Queste sono le vie che più o meno chiaramente sono indicate da iscrizioni e dagli Itinerarii antichi: forse altre ancora, in ispecie traverse tra queste linee principali, saranno esistite, ma per mancanza di documenti non si possono con certezza determinare.

Furono esse aperte o restaurate ai tempi Romani. Ma quale poi fossero le strade che la Lucania aveva ai tempi floridi della Magna Grecia, e quando essa indipendente si reggeva a repubbliche, non è possibile investigarlo per mancanza di scrittori e per difetto di ruderi; ma da quelle ricordate dalle tavole di Eraclea non è dubbio che diverse ne ebbe grandi e vicinali, senza le quali veramente suppor non possiamo città popolose, civili e ricche.

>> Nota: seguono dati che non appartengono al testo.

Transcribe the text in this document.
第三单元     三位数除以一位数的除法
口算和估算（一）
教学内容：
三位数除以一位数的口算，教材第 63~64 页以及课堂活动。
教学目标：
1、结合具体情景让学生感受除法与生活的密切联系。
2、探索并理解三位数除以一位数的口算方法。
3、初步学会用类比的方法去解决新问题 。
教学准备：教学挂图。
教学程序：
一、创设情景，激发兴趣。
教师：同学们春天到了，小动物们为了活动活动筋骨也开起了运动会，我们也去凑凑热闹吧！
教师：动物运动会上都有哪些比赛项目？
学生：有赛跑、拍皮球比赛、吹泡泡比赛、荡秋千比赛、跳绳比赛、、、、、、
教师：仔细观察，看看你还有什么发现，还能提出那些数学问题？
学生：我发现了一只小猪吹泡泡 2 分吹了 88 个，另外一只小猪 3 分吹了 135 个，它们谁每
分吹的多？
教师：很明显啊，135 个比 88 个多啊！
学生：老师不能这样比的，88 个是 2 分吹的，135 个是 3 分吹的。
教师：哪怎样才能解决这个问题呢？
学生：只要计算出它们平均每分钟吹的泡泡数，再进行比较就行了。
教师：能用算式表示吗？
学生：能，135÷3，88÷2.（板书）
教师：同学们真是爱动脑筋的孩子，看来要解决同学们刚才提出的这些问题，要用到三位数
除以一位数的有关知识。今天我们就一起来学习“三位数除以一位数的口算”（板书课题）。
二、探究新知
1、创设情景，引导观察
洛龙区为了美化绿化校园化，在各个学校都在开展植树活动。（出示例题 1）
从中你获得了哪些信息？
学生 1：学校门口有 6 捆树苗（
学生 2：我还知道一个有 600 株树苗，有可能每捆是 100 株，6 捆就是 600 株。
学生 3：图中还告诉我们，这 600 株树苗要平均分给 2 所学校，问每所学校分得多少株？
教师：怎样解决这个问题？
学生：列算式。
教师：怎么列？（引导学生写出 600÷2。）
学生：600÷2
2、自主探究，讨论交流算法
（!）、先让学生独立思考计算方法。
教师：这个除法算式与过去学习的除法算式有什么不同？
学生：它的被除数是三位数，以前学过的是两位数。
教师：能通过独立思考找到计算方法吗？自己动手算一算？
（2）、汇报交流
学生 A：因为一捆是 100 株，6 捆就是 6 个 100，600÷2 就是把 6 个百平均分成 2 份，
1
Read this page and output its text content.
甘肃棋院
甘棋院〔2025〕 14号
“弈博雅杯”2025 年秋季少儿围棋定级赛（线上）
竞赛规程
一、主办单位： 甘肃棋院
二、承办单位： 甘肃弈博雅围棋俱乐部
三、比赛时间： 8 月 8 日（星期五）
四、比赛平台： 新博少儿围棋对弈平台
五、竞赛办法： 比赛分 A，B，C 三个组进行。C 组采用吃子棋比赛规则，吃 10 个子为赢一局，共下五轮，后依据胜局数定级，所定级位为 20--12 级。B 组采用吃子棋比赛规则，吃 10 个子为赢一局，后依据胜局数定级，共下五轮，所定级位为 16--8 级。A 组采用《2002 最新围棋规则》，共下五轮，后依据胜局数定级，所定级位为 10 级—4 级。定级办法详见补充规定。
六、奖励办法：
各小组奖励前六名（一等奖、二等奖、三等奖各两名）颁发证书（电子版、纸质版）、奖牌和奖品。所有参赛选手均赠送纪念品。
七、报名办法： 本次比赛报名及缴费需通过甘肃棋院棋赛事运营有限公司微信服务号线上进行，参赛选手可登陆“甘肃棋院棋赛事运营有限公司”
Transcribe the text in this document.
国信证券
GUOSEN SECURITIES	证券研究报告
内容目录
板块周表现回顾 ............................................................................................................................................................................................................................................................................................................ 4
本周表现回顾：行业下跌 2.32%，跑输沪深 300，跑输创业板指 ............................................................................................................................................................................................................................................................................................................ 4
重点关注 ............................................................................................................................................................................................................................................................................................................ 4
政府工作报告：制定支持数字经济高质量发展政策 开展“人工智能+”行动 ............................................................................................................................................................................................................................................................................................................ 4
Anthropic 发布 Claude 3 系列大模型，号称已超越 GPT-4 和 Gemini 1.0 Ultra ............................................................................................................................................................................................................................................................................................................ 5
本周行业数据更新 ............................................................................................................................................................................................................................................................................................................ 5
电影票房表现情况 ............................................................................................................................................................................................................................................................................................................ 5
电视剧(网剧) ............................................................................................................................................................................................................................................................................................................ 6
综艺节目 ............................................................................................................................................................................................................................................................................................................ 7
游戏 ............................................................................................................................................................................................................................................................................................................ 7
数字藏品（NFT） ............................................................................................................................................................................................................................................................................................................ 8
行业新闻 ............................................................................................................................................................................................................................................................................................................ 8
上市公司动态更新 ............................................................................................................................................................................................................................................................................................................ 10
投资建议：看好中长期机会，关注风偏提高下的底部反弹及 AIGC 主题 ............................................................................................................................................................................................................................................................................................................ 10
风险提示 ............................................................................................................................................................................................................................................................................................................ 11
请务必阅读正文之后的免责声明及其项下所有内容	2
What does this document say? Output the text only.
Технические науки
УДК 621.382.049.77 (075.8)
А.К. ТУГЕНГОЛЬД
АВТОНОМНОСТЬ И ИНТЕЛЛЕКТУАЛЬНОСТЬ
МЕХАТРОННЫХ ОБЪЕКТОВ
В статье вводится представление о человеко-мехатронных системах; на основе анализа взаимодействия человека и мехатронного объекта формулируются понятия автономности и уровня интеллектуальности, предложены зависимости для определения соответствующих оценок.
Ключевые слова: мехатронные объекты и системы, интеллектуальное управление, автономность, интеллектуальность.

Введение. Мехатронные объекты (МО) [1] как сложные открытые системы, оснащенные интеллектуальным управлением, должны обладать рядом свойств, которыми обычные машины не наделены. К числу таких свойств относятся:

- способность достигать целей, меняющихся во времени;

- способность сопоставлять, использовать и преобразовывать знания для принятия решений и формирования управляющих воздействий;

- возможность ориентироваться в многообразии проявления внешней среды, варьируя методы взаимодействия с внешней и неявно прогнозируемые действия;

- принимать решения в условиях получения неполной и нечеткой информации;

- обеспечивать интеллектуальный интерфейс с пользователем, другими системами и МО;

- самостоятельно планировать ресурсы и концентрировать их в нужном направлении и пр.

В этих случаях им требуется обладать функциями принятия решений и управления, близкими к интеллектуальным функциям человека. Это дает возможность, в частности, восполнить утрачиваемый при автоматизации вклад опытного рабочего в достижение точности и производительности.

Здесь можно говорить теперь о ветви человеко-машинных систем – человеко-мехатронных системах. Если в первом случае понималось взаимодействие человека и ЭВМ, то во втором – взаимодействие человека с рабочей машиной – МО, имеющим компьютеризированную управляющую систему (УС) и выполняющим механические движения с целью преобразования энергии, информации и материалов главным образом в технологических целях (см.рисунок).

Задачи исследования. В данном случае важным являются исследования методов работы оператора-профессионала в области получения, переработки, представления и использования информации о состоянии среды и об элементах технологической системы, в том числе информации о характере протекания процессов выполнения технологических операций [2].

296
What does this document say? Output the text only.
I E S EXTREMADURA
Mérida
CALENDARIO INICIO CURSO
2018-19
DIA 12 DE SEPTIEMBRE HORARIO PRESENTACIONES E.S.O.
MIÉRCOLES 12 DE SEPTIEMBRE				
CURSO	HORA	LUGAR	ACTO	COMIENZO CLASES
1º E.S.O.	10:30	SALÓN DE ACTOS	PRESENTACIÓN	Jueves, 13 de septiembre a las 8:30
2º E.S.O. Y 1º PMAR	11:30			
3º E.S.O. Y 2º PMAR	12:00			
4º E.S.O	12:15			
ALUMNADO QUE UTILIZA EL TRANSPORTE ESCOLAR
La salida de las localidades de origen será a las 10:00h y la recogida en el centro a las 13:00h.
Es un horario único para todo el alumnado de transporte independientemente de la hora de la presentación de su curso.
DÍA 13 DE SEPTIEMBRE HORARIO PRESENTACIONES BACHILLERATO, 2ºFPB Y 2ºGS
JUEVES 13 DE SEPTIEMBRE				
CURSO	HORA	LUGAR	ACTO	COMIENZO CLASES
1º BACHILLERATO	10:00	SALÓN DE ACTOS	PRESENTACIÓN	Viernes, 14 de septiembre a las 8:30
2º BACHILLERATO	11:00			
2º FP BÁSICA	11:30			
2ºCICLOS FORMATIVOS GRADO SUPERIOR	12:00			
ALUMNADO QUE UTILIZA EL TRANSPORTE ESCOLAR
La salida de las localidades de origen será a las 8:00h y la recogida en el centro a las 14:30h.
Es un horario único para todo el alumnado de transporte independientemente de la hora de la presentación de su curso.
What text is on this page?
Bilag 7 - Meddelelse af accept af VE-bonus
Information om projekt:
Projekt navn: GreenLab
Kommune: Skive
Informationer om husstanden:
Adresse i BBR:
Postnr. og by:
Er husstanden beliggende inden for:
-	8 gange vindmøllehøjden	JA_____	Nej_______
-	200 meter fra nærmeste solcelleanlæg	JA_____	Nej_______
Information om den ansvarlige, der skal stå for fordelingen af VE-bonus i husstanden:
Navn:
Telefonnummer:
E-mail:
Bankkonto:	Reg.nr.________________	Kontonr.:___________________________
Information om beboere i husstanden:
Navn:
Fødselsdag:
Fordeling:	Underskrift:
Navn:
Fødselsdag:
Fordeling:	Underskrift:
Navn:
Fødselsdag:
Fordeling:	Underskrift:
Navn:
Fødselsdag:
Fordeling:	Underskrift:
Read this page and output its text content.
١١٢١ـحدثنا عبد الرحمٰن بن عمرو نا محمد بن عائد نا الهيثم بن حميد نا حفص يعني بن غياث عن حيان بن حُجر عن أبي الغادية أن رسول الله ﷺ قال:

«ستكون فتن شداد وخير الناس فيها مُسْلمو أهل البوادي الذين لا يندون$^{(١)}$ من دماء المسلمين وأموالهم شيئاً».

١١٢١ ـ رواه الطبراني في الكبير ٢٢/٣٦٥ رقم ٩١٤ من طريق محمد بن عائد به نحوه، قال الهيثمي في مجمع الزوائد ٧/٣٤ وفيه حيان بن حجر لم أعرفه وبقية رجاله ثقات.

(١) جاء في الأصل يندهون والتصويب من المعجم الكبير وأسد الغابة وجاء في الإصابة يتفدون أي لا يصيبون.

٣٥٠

Anche delle vie dei tempi Romani sono scomparse quasi tutte le vestigia. Già nella decadenza dell’Impero, de esse non si aveva abbastanza cura, e ne venne il primo deterioramento; alla venuta dei barbari ogni cosa andò a sfascio, anzi la gente per liberarsi dalle loro incursioni e saccheggi, non solo abbandonò i luoghi posti lungo esse vie, ma è da supporsi che avesse concorso alla loro distruzione; l’avidità degli uomini dappoi in dissodarne il suolo e per prenderne i materiali per fabbricare, ne compì la distruzione; gli scoscendimenti di terra da ultimo, le frazioni, le alluvioni, e tutte le cause fisiche dissolventi che hanno agito pel corso di 20 secoli, hanno finito di occultare qualunque traccia.

Con ciò non si creda che quelle vie sieno state costrutte con poca solidità, come al presente costruiamo le meschine nostre strade. Noi siamo pigmei, e quindi altro non facciamo che spianare il suolo e gittarvi del brecciame, e mettere su ponti che la prima bufera porta via. Gli antenati nostri, per lo contrario, furono giganti in tutto, e specialmente nella costruzione delle vie. Le loro strade erano capolavori di solidità e di bellezza architettonica, erano spaziose, avevano marciapiedi, sedili, poggi per salire a cavallo, erano costrutte con massi di fabbrica compatta, e ricoverte di lastre di pietra dura.

Non si lesinava per la loro spesa. Le grandi vie si facevano a cura nello Stato, prendendosi il denaro dal tesoro pubblico. Le vie poi di traversa si facevano a spese dei comuni e proprietarii interessati: da queste contribuzioni non andavano esenti neppure i dominii Imperiali.

Non erano rari gli esempii di magnanimi cittadini che impiegavano vistose somme, o legavano per testamento una parte dei loro beni per simili opere pubbliche. Crediamo che non vi sia opera più meritoria e santa che spendersi così il denaro a chi ne ha in eccedenza dei suoi bisogni. Perché al presente in opere di tanta pubblica utilità, ricchissimi filantropi signori non imitano la liberalità dei cittadini antichi?